Ersun Hoca'nın twitter adresine giden tweetlere şöyle bir genel bakış attığınızda zaten taraftarın beklentileri ortaya çıkıyor. X gitsin, 4-4-2 oynayalım vs vs diye başlıyor bir liste ve sonu gelmiyor. Tabii ki bunlar tebessüm sebebi ama mutlaka Ersun Hoca'nın kafasında bir plan vardır ve bu planı uygulamaya geçirecektir diye düşünüyorum. Yapılan transferlere bakınca da topa hakim olmayı temel prensip edinen, seken toplara hamle eden, çabuk alan daraltan ve direkt kaleye yönelmeyi hedefleyen bir takım izleyeceğimiz izlenimi var. İşin sistem ve oyuncu tercihleri konusuna başka bir yazıda değinmekte fayda var. Şimdilik sadece oyun karakteri ve temel prensiplere değinip bırakıyorum bu yüzden.

ALTYAPI

Takımın başına kim geçerse geçsin mutlaka gençlere şans vermesi ve alt yapıdan birkaç oyuncuyu A takıma dahil etmesi beklenir. Ersun Hoca'nın gençlere korkusuzca forma verdiği bilinen bir durum ancak şu şartlar altında tek sezon içerisinde bunu yapmazsa dahi anlayışla karşılarım. Çünkü mutlak surette başarı isteyen bir camiayız ve ciddi şekilde ateşten bir gömlek giydi Ersun Hoca. Uzun vadede altyapıdan maksimum faydalanabileceğine inanmakla birlikte sadece bir yıl takımın başında kalırsa bu konuda büyük beklentilere girmemekte fayda görüyorum.

AZİZ YILDIRIM VE YÖNETİM

Taraftar yine ikiye üçe bölünmüş durumda. Bir kısım kesinlikle kalmalı diyor, ne yaparsa yapsın arkasında duruyor. Diğer kısım ise "artık yeter, ama önce bilmediklerimizi anlat, sonra git" diyor. Bir diğer kısım da gerçekten güvenmek istiyor ama Yargıtay sürecinden dolayı hiçbir şeyin açıkça anlatılamayacağının da farkında. Her görüşü anlayışla karşılamakta fayda var. Zira Başkan'ı ve yönetimi istifaya bizim davet etmemiz doğal bir hak, ancak Fenerbahçe ile uzaktan yakından alakası olmayan şahısların "Aziz Yıldırım gitmeli, çünkü..." temalı yazıları ve açıklamaları ise saçmalık.

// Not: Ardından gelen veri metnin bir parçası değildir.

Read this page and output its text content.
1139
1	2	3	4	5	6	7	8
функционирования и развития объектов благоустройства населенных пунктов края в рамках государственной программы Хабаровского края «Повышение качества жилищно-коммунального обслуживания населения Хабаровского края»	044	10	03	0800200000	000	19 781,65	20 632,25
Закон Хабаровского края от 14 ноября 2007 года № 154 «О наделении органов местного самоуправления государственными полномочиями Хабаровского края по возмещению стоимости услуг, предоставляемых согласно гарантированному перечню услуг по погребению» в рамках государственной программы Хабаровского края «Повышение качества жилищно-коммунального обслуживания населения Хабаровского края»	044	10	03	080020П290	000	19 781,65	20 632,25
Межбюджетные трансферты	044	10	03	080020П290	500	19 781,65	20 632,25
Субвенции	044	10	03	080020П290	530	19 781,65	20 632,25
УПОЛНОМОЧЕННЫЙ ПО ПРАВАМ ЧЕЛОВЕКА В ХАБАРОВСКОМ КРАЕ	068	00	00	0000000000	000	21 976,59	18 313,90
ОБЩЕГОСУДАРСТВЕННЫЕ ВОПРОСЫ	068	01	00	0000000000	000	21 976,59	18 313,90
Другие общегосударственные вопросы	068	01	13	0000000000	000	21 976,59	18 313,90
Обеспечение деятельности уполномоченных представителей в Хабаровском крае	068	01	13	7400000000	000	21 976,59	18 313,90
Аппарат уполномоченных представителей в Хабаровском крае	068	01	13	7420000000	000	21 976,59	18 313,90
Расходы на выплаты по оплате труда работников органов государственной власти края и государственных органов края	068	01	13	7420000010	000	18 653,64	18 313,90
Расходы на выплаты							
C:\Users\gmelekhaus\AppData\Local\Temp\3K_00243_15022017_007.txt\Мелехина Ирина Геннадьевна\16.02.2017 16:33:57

Anlaşılan o ki Başkan da Yargıtay süreci bitene kadar hiçbir şeyi olduğu gibi söyleyemeyecek ve kulübün başında olacak. Pasif bir Aziz Yıldırım Fenerbahçe için ne kadar faydalı olur, o tartışılır. Benim beklentim ise kulübün ve sporcuların hakkının saha dışında korunuyor olması. Geçen sezon olduğu kadar suskun kalınmaması ve saha içinde dışında hakkımızın yenmesine engel olunması. Bu hem sporcularımıza ve teknik adamlarımıza rahat çalışma ortamı sağlayacaktır, hem de taraftarı bir nebze rahatlatacaktır.